Ben Thompson has a piece up today with his reasoning for killing off the Surface, and even though I disagree with him — I also largely don’t give a shit what Microsoft does with the Surface — far more interesting to me is why Windows 8 failed so miserably.
Windows 8 seemed like everything users wanted, but yet, nope. I’ve been thinking on this for a few days now and I have a theory: Windows 8 failed because of the Windows third party developers. And while I hate to pin the blame there, I do think a large part of the blame should be heaped on them.
When you look at a Mac, or iOS app, you can usually tell that it is a Mac or iOS app. You may not know for sure, but there are telltale signs — and while many of these apps look completely different, you can still tell.
That’s because users of Apple platforms have no tolerance for shitty design.
Windows, on the other hand, has always been chockfull of shitty design. Some of the software that companies rely on the most still looks like they did twenty years ago. And therein lies a major problem.

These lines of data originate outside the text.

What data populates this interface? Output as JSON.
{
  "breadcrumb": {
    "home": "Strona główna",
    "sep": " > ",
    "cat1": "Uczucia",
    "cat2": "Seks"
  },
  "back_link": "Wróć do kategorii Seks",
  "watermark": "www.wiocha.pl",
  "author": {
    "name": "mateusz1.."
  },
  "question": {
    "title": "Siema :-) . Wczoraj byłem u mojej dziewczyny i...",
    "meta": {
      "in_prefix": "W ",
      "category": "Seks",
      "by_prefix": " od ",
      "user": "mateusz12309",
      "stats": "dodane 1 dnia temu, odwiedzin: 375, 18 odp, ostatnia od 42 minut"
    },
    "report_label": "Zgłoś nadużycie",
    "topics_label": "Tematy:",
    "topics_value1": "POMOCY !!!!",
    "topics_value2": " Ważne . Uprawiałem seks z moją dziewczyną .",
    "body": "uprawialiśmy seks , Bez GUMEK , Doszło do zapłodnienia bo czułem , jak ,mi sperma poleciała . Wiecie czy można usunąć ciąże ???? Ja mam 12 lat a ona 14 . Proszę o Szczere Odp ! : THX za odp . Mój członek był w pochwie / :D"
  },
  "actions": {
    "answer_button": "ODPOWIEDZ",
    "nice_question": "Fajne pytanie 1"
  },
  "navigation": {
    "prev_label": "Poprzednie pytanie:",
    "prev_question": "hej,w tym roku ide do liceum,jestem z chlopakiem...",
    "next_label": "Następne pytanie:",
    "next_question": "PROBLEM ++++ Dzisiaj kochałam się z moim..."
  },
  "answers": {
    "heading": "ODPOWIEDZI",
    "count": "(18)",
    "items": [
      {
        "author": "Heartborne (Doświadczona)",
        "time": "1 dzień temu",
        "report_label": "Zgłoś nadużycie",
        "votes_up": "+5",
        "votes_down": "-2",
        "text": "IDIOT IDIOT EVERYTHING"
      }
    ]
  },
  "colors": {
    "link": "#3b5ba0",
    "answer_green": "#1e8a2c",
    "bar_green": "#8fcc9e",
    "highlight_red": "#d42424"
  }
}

Windows cannot advance its design and feature set unless it also pushes it developers to do so too.
Imagine a world where Windows 8 launched the same as it is today, but that the top 100(0) Windows apps also launched with fully redesigned UIs to match windows 8 and a touch interface to boot.
Imagine where the Surface and Windows 8 would be today had that happened. It would have been a gold rush if you ask me. Forget the failings of Windows 8, or why you might not use it, and look strictly at what most people use: shitty Windows.
Windows 8 is less shitty looking ((I have a theory that many employees don’t want better software, because then they have less excuses as to why work is done.)) , but imagine if the software that only ran on Windows 8 was substantially less shitty looking. Man would employees be clamoring to get to use that.
In other words, to put this in terms you can relate to, Windows pre-8 was like the iPhone pre retina display, Windows 8 is like iPhone with retina display, larger screen, and iOS 7 all at once. Now imagine barely any apps updated for all three of those issues — you’d hate the iPhone if that were the case because it would be unusable garbage.
The iPhone only made those leaps because developers invested the time to make those leaps. So far, it doesn’t look like the same is happening with Windows developers, and that is a major issue.